Fundamentalmente, apesar das preocupações frequentemente expressas nas redes sociais, a creatina não é um esteroide.
"O papel da creatina no desenvolvimento muscular é unicamente fornecer energia para a contração e a respiração; certamente não é um substituto para esteroides", explica Boroujerdi, em comunicado.
Creatina como suplemento alimentar: o que sabemos
A creatina monohidratada é uma forma de suplemento de creatina mais científica e utilizada. Ela aumenta os níveis de creatina e fosfocreatina nos músculos, melhorando a regeneração de ATP durante atividades de alta intensidade e curta duração. Isso se traduz em maior potência, desempenho em sprints e volume de treinamento.
Além do desempenho físico, a creatina apresentou alguns benefícios potenciais para a função cognitiva, incluindo memória, humor e velocidade de processamento, especialmente em sociedade com níveis básicos de creatina mais baixos, como idosos.
Evidências emergentes, exploradas no livro, posicionaram a creatina como algo além de um suplemento esportivo. Ela despertou interesse em suas aplicações potenciais para condições como a doença de Parkinson, depressão e até mesmo perda muscular e óssea relacionada à menopausa – mas mais pesquisas são possíveis antes que qualquer afirmação possa ser feita.
“As propriedades anti-inflamatórias e antioxidantes da creatina reforçam ainda mais seu potencial em contextos clínicos, embora sejam necessários estudos mais robustos para confirmar esses benefícios”, explica o autor. "Com justificativa suficiente, forma farmacêutica adequada e regime de dosagem correta, a criação poderá eventualmente ser reconhecida como um agente terapêutico de venda livre, em vez de apenas um suplemento alimentar."
Fatores que influenciam os efeitos da criação
Pesquisas sugerem que homens e mulheres podem responder de forma diferente à suplementação de creatina devido às variações na massa muscular e nos níveis basais de creatina. No entanto, nosso conhecimento atual tem limitações.
Por exemplo, mulheres, que geralmente têm menores reservas de creatina muscular, podem experimentar benefícios relacionados maiores. Da mesma forma, adultos mais velhos podem se beneficiar da capacidade de criação de neutralizar o declínio da massa muscular, da densidade óssea e da função cognitiva relacionada à idade.

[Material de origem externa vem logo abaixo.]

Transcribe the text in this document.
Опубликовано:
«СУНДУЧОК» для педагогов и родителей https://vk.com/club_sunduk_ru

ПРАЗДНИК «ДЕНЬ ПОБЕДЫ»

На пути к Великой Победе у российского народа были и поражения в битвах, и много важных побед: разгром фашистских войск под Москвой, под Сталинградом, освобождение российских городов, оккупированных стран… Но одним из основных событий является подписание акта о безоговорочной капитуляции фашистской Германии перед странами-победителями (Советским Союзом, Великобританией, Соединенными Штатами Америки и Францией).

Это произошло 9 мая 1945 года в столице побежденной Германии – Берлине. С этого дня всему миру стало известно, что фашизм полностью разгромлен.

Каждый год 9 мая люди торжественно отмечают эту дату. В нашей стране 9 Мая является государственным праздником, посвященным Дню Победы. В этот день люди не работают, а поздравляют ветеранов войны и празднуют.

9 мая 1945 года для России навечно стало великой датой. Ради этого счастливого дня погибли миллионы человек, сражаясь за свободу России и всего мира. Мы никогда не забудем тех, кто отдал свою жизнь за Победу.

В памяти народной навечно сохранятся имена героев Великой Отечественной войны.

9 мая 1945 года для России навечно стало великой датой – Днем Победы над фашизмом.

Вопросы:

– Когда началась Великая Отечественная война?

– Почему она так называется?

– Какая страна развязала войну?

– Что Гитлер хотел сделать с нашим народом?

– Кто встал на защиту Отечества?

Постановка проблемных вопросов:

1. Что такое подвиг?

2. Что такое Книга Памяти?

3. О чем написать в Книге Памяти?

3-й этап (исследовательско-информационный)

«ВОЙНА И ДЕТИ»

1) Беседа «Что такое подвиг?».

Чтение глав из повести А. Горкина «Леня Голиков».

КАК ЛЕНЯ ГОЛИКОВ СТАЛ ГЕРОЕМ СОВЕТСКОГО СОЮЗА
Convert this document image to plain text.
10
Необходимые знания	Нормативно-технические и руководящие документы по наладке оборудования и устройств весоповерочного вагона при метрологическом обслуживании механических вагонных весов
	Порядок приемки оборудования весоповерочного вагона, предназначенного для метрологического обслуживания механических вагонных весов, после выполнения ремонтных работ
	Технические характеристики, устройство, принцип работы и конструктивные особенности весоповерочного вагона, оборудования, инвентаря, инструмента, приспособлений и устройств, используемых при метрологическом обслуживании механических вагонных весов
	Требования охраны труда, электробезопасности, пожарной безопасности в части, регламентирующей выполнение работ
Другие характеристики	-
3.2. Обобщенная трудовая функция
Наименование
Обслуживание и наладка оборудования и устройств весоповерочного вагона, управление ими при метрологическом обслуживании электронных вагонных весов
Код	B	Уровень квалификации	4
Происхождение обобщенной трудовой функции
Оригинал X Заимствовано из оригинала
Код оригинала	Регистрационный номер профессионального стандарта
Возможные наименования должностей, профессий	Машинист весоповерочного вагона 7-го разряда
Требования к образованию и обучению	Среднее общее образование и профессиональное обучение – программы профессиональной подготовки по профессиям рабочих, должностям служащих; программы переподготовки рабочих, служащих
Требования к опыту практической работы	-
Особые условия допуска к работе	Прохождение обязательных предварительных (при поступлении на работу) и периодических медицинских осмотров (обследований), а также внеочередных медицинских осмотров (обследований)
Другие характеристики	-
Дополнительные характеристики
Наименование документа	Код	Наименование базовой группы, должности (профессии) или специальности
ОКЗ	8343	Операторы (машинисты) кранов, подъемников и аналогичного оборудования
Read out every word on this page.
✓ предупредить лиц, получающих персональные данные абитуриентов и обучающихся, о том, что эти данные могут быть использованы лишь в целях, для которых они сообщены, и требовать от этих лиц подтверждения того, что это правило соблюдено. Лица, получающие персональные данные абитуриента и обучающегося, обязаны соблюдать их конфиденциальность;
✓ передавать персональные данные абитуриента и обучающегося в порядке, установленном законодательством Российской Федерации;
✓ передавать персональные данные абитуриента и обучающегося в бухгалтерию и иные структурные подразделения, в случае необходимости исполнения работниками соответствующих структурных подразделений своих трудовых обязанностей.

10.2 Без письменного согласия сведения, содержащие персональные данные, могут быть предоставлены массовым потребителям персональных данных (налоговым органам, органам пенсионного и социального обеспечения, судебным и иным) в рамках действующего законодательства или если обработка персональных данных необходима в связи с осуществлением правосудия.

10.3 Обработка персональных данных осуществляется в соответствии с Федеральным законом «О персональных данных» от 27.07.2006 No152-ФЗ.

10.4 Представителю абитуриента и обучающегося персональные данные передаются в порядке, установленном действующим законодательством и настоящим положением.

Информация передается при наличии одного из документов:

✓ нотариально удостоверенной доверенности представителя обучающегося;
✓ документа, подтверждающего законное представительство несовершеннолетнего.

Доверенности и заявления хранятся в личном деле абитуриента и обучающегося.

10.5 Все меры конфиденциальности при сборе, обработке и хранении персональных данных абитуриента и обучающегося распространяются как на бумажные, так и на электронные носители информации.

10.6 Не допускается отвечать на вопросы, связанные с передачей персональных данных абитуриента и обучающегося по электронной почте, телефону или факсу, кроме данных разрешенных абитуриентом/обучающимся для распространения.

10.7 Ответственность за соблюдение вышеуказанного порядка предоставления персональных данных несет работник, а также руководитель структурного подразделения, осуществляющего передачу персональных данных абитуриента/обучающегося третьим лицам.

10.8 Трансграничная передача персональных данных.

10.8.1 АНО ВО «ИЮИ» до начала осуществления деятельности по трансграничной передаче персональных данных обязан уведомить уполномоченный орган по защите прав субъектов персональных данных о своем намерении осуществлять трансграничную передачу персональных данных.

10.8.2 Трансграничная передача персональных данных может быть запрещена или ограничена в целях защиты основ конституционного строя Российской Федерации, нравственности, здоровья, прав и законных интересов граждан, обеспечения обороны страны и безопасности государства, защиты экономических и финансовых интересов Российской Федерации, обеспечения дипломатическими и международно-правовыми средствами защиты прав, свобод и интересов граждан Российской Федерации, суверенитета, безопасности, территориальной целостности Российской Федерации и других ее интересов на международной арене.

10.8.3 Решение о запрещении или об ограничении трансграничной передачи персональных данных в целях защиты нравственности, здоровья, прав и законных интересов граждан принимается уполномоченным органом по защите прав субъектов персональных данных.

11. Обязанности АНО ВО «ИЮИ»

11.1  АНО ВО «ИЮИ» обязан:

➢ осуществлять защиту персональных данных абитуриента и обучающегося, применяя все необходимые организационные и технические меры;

Vegetarianos e veganos, que podem obter pouca ou nenhuma creatina de suas dietas, frequentemente apresentam níveis básicos de creatina mais baixos e podem experimentar efeitos mais pronunciados da suplementação em comparação com onívoros – embora nem todas as dietas vegetarianas e veganas sejam iguais, portanto, os impactos podem variar de indivíduo para indivíduo.
“Há uma necessidade urgente de projetos de pesquisa bem modificados em humanos, utilizando criação marcada para gerar dados relevantes e específicos as áreas cinzentas do nosso conhecimento sobre esses compostos”, pontua Boroujerdi.
A creatina é frequentemente combinada com outros compostos para potencializar seus efeitos, como o aminoácido beta-alanina. No entanto, Boroujerdi alerta que a eficácia dessas combinações varia e que mais pesquisas são necessárias para estabelecer protocolos ideais.
A criação continua sendo um dos suplementos alimentares mais pesquisados e práticas disponíveis, com um forte perfil de segurança e uma lista crescente de aplicações potenciais. Mas ela tem limitações.
As preocupações com efeitos colaterais, como danos renais, foram em grande parte refutadas em indivíduos saudáveis. No entanto, pessoas com problemas renais preexistentes devem consultar um profissional de saúde antes de iniciar a suplementação.
Contudo, seus benefícios não são universais e dependem de fatores como níveis basais de creatina, estratégias de dosagem e fisiologia individual.
“Por enquanto, a creatina deve ser vista como um suplemento com potencial significativo, mas não como uma panaceia”, afirma Boroujerdi. "Seja você um atleta, um estudante ou simplesmente alguém que busca cuidar da saúde, entender a ciência por trás da criação é fundamental para tomar decisões informadas."